What yahapalanaya essential aims at is to establish systems so that individual politicians and ordinary citizens are impelled to fall in line. Anyone who violates the laws of the land is automatically booked and hooked by the steel hand of the system. You touch a hot oven with the naked hand and you will burn your hand. In the same way, you offend the law and you get into trouble as a matter of course irrespective of your personal standing. This is the system working. In this way, once the system is established the government need not have to depend on well behaved persons to ensure required outcomes.
The sovereignty of the law ensures the sovereignty of the people, which is the foundation of democracy; the judiciary is the ultimate protector of the law and, by inference, of the peoples’ sovereignty. What has been accomplished by the 19th Amendment to the Constitution is a system that ensures an independent system for the judiciary.
Tensions may naturally arise between the executive arm of government and the judiciary. Sri Lanka did experience such conflicts even before the Mahinda Rajapaksa era. The executive would desire a judiciary that can be bent as it wants. Under JR Jayawardene we saw that tension in action. During that era we also observed an exemplary Chief Justice, Neville Samarakoon, refusing to carry out a JR whim.

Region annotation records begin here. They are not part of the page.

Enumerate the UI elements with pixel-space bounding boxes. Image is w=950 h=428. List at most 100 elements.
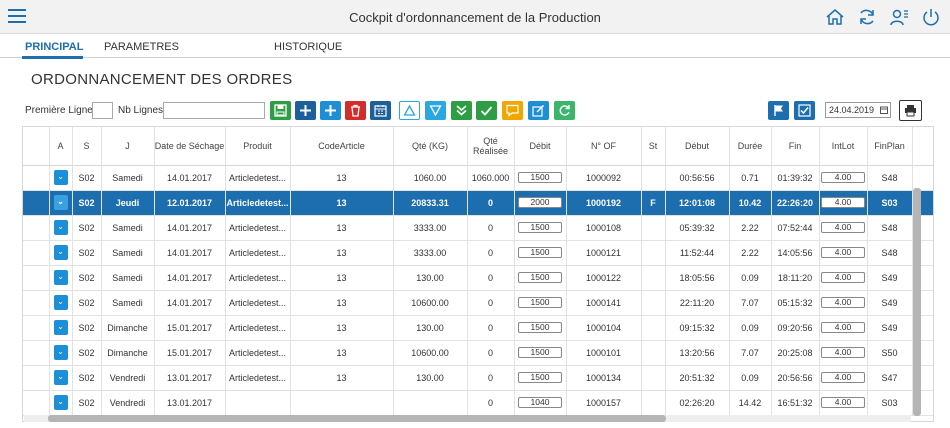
debit-field[interactable]: 1500: [518, 272, 562, 283]
horizontal-scroll-thumb[interactable]: [48, 415, 666, 422]
row-selector-cell[interactable]: [23, 190, 50, 216]
debit-field[interactable]: 1500: [518, 247, 562, 258]
table-row[interactable]: ⌄ S02 Dimanche 15.01.2017 Articledetest... 13…: [23, 340, 933, 366]
calendar-button[interactable]: [370, 101, 391, 120]
table-row[interactable]: ⌄ S02 Samedi 14.01.2017 Articledetest... 13 10…: [23, 165, 933, 191]
comment-button[interactable]: [502, 101, 523, 120]
col-header[interactable]: A: [49, 127, 73, 166]
debit-field[interactable]: 1500: [518, 347, 562, 358]
table-row[interactable]: ⌄ S02 Samedi 14.01.2017 Articledetest... 13 13…: [23, 265, 933, 291]
intlot-field[interactable]: 4.00: [821, 347, 865, 358]
row-selector-cell[interactable]: [23, 265, 50, 291]
reload-button[interactable]: [554, 101, 575, 120]
row-selector-cell[interactable]: [23, 315, 50, 341]
col-header[interactable]: Date de Séchage: [154, 127, 226, 166]
calendar-icon[interactable]: [880, 106, 888, 114]
insert-button[interactable]: [320, 101, 341, 120]
col-header[interactable]: S: [72, 127, 102, 166]
chevron-down-icon[interactable]: ⌄: [53, 320, 68, 335]
row-selector-cell[interactable]: [23, 165, 50, 191]
col-header[interactable]: FinPlan: [867, 127, 913, 166]
tab-historique[interactable]: HISTORIQUE: [274, 41, 342, 53]
refresh-icon[interactable]: [856, 7, 878, 27]
row-selector-cell[interactable]: [23, 240, 50, 266]
check-button[interactable]: [476, 101, 497, 120]
debit-field[interactable]: 1500: [518, 172, 562, 183]
chevron-down-icon[interactable]: ⌄: [53, 370, 68, 385]
chevron-down-icon[interactable]: ⌄: [53, 220, 68, 235]
debit-field[interactable]: 1500: [518, 322, 562, 333]
print-button[interactable]: [899, 100, 922, 121]
chevron-down-icon[interactable]: ⌄: [53, 295, 68, 310]
col-header[interactable]: Débit: [514, 127, 567, 166]
debit-field[interactable]: 2000: [518, 197, 562, 208]
intlot-field[interactable]: 4.00: [821, 222, 865, 233]
intlot-field[interactable]: 4.00: [821, 397, 865, 408]
col-header[interactable]: Qté (KG): [393, 127, 468, 166]
move-down-button[interactable]: [425, 101, 446, 120]
flag-button[interactable]: [768, 101, 789, 120]
double-down-button[interactable]: [451, 101, 472, 120]
table-row[interactable]: ⌄ S02 Samedi 14.01.2017 Articledetest... 13 10…: [23, 290, 933, 316]
tab-principal[interactable]: PRINCIPAL: [25, 41, 83, 53]
col-header[interactable]: Fin: [771, 127, 820, 166]
table-cell: 05:15:32: [771, 290, 820, 316]
row-selector-cell[interactable]: [23, 365, 50, 391]
home-icon[interactable]: [824, 7, 846, 27]
table-row[interactable]: ⌄ S02 Samedi 14.01.2017 Articledetest... 13 33…: [23, 240, 933, 266]
col-header[interactable]: Produit: [225, 127, 291, 166]
chevron-down-icon[interactable]: ⌄: [53, 195, 68, 210]
chevron-down-icon[interactable]: ⌄: [53, 245, 68, 260]
intlot-field[interactable]: 4.00: [821, 322, 865, 333]
intlot-field[interactable]: 4.00: [821, 247, 865, 258]
col-header[interactable]: St: [641, 127, 666, 166]
intlot-field[interactable]: 4.00: [821, 197, 865, 208]
chevron-down-icon[interactable]: ⌄: [53, 395, 68, 410]
chevron-down-icon[interactable]: ⌄: [53, 345, 68, 360]
nb-lignes-input[interactable]: [163, 102, 265, 119]
tab-parametres[interactable]: PARAMETRES: [104, 41, 179, 53]
table-row[interactable]: ⌄ S02 Samedi 14.01.2017 Articledetest... 13 33…: [23, 215, 933, 241]
table-row[interactable]: ⌄ S02 Jeudi 12.01.2017 Articledetest... 13 208…: [23, 190, 933, 216]
intlot-field[interactable]: 4.00: [821, 372, 865, 383]
intlot-field[interactable]: 4.00: [821, 297, 865, 308]
premiere-ligne-input[interactable]: [92, 102, 113, 119]
edit-button[interactable]: [528, 101, 549, 120]
add-button[interactable]: [295, 101, 316, 120]
user-settings-icon[interactable]: [888, 7, 910, 27]
horizontal-scrollbar[interactable]: [24, 415, 911, 422]
col-header[interactable]: CodeArticle: [290, 127, 394, 166]
col-header[interactable]: Durée: [729, 127, 772, 166]
approve-button[interactable]: [794, 101, 815, 120]
table-row[interactable]: ⌄ S02 Dimanche 15.01.2017 Articledetest... 13…: [23, 315, 933, 341]
table-cell: 4.00: [819, 315, 868, 341]
col-header[interactable]: Début: [665, 127, 730, 166]
table-cell: Articledetest...: [225, 190, 291, 216]
row-selector-cell[interactable]: [23, 290, 50, 316]
debit-field[interactable]: 1500: [518, 372, 562, 383]
col-header[interactable]: Qté Réalisée: [467, 127, 515, 166]
date-field[interactable]: 24.04.2019: [825, 102, 891, 118]
chevron-down-icon[interactable]: ⌄: [53, 170, 68, 185]
delete-button[interactable]: [345, 101, 366, 120]
power-icon[interactable]: [920, 7, 942, 27]
calendar-icon: [374, 105, 387, 117]
intlot-field[interactable]: 4.00: [821, 272, 865, 283]
move-up-button[interactable]: [399, 101, 420, 120]
table-cell: 0: [467, 315, 515, 341]
row-selector-cell[interactable]: [23, 215, 50, 241]
debit-field[interactable]: 1040: [518, 397, 562, 408]
col-header[interactable]: IntLot: [819, 127, 868, 166]
debit-field[interactable]: 1500: [518, 222, 562, 233]
col-header[interactable]: N° OF: [566, 127, 642, 166]
save-button[interactable]: [270, 101, 291, 120]
row-selector-cell[interactable]: [23, 340, 50, 366]
vertical-scrollbar[interactable]: [913, 188, 921, 416]
intlot-field[interactable]: 4.00: [821, 172, 865, 183]
col-header[interactable]: J: [101, 127, 155, 166]
table-row[interactable]: ⌄ S02 Vendredi 13.01.2017 0 1040 1000157 02:26:…: [23, 390, 933, 416]
table-row[interactable]: ⌄ S02 Vendredi 13.01.2017 Articledetest... 13…: [23, 365, 933, 391]
row-selector-cell[interactable]: [23, 390, 50, 416]
chevron-down-icon[interactable]: ⌄: [53, 270, 68, 285]
debit-field[interactable]: 1500: [518, 297, 562, 308]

On the other hand, Sri Lanka’s recent history has been tragically marred by unholy men in that high position of public trust. We had former Chief Sarath N Silva once reportedly saying openly and shamelessly that he could have jailed Mahinda Rajapaksa if he wanted to, over the Tsunami episode; but that he saved him. What kind of talk was that? The CJ is not an emperor who has arbitrary powers to save or punish according to his whim anyone who comes before court. This statement implies that it is acceptable for the CJ to grant personal favours. Justice Sarath N Silva’s subsequent political gymnastics after retirement confirmed his misunderstanding of the role and status of the Chief Justice. The treatment given by the then President and his government to another former Chief Justice, Shirani Bandaranayake, is also on record. The assumption of the Rajapaksa regime was that a CJ is there to give judgment in favour of the government and that if that be not done the government can brow- beat the CJ into retirement. This is what, sadly, happened to Justice Shirani. Former Chief Justice Mohan Pieris reportedly did further violence to his sacred role. The media reported that when Mahinda Rajapaksa was defeated in 2015, Justice Pieris had promised to give judgment in favour of the new government if he were appointed. I haven’t seen Mohan Pieris denying that report.
In this way, concerned and discerning Sri Lankans with a social conscience witnessed before their shocked eyes the open undermining of the doctrine of independence of the judiciary. This undermining process came in both ways: one by acts of commission and omission by the then President and his government. Two, by the reciprocative cooperation on the part of the holders of the high office of the judiciary. Some judges of poor quality were appointed on the grounds of their personal links to the government. This further enhanced the vicious mutually cooperative process.
Ensuring Independence in Selection
The need to have the crucial appointment of the Chief Justice made as impartially as possible according to merit and not as a personal favour of the President done with expectation of favoured judgments is thus self-evident. This was the whole reason for the provision in the 19th Amendment to the constitution that required the setting up an independent Constitutional Council and other independent commissions. The Constitutional Council plays a pivotal role and it is formed by seven members including the Prime Minister, The Speaker and the Leader of the Opposition. The latter constitute the ex-officio component. Persons of unquestioned integrity have been appointed as the non-ex-offico component of the present Council.
The process that brought in the new Chief Justice, Nalin Perera, is a working illustration of the of the efficacy of employing independent commissions as embedded in the 19th Amendment to the constitution. In this instance, the President had to give a nominee only and the Constitutional Council’s consent must be obtained to translate that nomination into an appointment. This precondition would naturally put the President on the alert to ensure he nominates somebody that may be acceptable. This was’t the case in the past, as we know. The President used to appoint anybody according to his will and pleasure. “My car, my petrol”! that was.
Furthermore, a Chief Justice appointed in the yahapalanaya way would carry credibility among the rest of judges, among the Bar and among the whole community at large.